Living here is easy–if you manage to get used to the weather conditions and long winter nights. The integrating is whole another level. It’s not that I wouldn’t feel accepted by locals, they are actually very open and friendly. But I guess it’s every expat’s problem—it doesn’t matter how much you try, you will never be the true native. I actually feel like a ghost trapped between two worlds—I know I will never be fully Icelandic, but after four years here I don’t feel like I can identify with my Czech roots anymore.
"I actually feel like a ghost trapped between two worlds—I know I will never be fully Icelandic, but...I don’t feel like I can identify with my Czech roots anymore."
What is it about the landscape that you find so captivating?
I’ve traveled the world, been to the most exotic and strangest places imaginable, but Iceland is completely different. With all its volcanoes, glaciers, fjords, lava fields and so on, it’s like another planet. And once you get to know it better (and its inhabitants) you must love andadmire it even more. There’s always more to explore and it never ceases to amaze me.
Iceland has become a mecca for landscape photographers, but because of that we often see the same visions of the island repeated over and over. How do you capture the place authentically and avoid stereotypes?

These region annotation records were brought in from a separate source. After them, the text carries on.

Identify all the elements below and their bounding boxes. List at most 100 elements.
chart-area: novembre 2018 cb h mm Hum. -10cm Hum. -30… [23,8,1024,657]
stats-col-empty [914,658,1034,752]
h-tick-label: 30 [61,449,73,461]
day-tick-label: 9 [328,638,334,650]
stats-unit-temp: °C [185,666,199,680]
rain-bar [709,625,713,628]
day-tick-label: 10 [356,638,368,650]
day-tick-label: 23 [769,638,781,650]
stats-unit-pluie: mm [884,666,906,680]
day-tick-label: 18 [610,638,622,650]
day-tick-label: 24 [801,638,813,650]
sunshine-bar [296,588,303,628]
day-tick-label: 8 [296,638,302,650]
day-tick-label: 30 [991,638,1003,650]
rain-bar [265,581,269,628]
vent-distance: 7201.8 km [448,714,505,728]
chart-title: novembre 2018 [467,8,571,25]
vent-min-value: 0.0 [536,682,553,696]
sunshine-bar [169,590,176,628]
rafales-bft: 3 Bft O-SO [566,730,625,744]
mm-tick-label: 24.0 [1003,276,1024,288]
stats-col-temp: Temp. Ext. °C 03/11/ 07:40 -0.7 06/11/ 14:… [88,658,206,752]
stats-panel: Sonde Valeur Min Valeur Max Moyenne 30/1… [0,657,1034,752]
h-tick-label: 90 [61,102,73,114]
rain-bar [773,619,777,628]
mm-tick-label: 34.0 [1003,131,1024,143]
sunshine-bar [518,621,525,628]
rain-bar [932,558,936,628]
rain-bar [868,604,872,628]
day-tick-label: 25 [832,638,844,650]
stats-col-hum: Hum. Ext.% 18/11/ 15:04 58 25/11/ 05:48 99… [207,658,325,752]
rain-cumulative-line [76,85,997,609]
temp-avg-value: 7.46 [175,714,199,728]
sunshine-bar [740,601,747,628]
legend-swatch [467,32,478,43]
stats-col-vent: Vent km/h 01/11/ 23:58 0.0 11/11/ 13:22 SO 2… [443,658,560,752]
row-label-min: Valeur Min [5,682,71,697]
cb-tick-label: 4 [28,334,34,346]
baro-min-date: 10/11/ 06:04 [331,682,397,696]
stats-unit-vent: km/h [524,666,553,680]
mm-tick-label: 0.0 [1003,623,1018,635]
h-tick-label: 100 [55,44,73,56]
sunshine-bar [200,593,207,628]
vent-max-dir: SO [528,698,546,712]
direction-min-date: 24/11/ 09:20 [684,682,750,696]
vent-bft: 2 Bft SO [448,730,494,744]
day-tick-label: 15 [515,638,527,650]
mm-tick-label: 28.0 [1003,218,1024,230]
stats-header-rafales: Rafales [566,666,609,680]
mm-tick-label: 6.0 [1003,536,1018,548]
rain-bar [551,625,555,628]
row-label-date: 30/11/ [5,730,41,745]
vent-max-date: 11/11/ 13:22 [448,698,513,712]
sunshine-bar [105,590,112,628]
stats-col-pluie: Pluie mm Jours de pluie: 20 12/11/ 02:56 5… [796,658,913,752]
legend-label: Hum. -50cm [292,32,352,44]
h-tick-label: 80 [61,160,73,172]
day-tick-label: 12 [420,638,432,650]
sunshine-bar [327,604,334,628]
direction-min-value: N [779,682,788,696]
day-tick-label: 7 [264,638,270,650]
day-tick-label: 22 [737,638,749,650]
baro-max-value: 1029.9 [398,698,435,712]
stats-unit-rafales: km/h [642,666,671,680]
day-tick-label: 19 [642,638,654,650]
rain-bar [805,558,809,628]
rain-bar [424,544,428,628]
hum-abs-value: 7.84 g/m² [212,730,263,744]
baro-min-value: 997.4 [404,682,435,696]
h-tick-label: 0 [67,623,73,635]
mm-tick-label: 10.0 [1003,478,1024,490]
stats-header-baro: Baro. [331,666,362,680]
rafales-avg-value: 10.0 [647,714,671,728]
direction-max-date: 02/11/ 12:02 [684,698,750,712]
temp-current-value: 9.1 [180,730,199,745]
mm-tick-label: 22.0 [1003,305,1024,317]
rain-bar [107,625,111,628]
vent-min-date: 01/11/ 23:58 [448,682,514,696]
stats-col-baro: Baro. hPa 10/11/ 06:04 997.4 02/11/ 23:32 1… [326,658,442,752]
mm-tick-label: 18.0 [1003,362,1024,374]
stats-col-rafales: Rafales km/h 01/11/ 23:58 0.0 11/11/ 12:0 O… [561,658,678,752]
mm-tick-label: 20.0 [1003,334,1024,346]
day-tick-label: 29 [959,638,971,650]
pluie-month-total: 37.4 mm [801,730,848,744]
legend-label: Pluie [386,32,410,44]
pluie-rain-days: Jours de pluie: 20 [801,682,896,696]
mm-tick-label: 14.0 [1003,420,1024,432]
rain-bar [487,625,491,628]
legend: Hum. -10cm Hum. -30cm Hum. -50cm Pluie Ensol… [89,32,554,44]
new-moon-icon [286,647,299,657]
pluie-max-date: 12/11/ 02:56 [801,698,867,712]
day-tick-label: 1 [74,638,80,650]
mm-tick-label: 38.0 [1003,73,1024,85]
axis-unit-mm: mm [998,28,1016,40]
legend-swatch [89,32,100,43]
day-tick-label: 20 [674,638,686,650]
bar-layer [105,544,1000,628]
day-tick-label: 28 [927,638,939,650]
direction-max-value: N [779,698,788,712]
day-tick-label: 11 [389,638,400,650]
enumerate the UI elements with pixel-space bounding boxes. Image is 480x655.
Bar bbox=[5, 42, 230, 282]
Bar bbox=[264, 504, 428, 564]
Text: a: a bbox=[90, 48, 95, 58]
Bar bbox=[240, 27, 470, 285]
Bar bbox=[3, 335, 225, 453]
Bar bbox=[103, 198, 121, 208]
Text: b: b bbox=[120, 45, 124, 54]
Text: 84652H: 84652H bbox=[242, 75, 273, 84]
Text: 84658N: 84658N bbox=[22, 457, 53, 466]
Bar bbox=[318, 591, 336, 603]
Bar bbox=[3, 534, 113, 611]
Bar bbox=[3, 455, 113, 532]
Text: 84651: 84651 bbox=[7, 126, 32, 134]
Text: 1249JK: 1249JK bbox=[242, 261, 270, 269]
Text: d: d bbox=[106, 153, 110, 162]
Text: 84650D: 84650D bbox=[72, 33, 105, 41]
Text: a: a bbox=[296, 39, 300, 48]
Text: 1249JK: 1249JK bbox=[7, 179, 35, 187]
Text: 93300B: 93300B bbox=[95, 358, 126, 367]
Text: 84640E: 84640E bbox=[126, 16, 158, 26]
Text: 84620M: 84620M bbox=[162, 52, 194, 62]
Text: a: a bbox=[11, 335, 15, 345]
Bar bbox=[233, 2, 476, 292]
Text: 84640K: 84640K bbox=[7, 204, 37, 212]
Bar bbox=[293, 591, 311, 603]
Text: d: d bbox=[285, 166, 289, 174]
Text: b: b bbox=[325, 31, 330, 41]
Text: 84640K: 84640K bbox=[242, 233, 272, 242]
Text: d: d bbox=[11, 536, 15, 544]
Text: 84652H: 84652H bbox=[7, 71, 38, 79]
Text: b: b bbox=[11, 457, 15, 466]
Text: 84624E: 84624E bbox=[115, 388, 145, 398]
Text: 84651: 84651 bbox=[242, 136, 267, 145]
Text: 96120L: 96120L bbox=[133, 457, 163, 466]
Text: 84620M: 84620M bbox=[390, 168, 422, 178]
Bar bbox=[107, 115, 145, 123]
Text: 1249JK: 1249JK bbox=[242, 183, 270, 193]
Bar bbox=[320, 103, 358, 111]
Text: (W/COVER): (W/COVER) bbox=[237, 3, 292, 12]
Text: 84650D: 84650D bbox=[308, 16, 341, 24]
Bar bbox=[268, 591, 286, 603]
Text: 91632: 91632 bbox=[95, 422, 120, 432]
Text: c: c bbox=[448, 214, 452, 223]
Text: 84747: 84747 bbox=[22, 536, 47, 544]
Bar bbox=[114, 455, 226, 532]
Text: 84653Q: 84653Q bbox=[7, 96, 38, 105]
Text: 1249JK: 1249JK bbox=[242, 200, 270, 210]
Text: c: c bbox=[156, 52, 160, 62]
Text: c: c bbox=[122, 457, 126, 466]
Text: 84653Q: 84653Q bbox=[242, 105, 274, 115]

I wish I knew an answer to that. It’s probably just a different way of seeing things. I’m not really attracted to the overcrowded touristy places, where the magic is ruined for good. Sometimes I plan a trip, but then come to the place and see cars in the parking lot, so I just turn around and go elsewhere. The real magic lies in the unknown secret places, where you rarely meet anybody, and in the hearts of former Vikings.
Tourism has been booming in Iceland for nearly a decade: What are the negatives and positives you see from this?
Speaking economically it brings enormous wealth to such a small country—this last year, it’s been visited by six times more people than actuallylive here. But the boom is too fast and the hotels spring up here like mushrooms after rain. And I’m a little bit afraid that it could harm the country during the next recession (which is inevitable). Such a small economy has very high volatility and it’s not healthy to be dependent just on incomes from one source, tourism in this case. Once the tourism bubble bursts, it could mean a huge problem. I hope it’s only my pessimistic vision.
And as I mentioned before, the crowds ruin the former magic of some places, but not only that—they harm the environment by failing to stick to regulations of how to behave in nature.